D’une rencontre avec Elisabeth qui accompagne sa fille, adulte en situation de handicap et Jeanne épouse d’un conjoint atteint de maladie dégénérative est né ce poème en hommage aux aidant.e.s, ces engag.é.e.s de l’ombre.
Engagées de l’ombre Engagées de l’ombre
Passeuses de lumière 365 jours par an.
En ce temps d’été, du répit que nenni
Renoncer à la vie d’avant,
Troquer joyeuses improvisations contre rigoureuses anticipations,
Dans les pupilles des autres, lire « toujours trop, jamais assez ! »
Cheffes d’entreprises émérites,
Avec créativité vous jonglez entre administration, finances, informatique, logistique
Et tout ce qui donne des tiques.
En liste d’attente toujours dans les méandres des dossiers.

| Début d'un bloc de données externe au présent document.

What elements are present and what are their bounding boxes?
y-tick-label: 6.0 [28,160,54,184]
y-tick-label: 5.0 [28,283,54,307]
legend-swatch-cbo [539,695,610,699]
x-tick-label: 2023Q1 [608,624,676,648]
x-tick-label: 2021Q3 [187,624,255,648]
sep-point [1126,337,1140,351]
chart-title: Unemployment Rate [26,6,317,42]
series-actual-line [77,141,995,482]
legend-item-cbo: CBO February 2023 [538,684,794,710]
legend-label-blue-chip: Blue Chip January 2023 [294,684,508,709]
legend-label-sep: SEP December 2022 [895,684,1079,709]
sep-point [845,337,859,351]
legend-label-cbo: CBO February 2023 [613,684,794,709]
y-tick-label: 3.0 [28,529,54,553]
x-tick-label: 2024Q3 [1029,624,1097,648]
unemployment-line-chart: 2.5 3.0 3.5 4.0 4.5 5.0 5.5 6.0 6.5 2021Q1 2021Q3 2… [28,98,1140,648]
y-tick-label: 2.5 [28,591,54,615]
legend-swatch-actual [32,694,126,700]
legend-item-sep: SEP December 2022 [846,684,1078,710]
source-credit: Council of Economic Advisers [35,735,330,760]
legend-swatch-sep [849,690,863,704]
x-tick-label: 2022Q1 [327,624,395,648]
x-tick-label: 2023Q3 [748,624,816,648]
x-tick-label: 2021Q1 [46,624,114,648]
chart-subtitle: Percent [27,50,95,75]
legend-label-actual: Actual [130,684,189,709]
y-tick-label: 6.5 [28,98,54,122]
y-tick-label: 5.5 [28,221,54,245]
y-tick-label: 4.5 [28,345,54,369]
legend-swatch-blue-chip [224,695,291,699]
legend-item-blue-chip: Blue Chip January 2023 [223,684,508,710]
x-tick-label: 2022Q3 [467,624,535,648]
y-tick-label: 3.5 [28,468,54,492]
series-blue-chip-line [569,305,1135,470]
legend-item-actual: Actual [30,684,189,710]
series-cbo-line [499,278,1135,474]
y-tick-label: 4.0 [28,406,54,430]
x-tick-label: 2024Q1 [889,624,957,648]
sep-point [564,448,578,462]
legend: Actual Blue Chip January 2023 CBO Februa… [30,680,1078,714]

Contre les impatiences, apprendre le silence.
Au pain quotidien s’ajoutent les inquiétudes « pour après »
Après, quand vous ne serez plus là,
Quand la maladie abîmera un peu plus.
Alors pour tenir,
Changer son regard
Et les galères deviennent aventures,
Accepter un thé, un ciné, même épuisée
Car la solitude pèse,
Accueillir le sourire d’un soignant
Fleurir un massif, une jardinière, marcher, lire, écouter les oiseaux
Laisser entrer ces petits riens qui font du bien.
Et avec Malraux ou en chanson de Souchon,
Tout doucement,
Murmurer à vos aidés tant aimés :
« La vie ne vaut rien mais rien ne vaut la Vie ».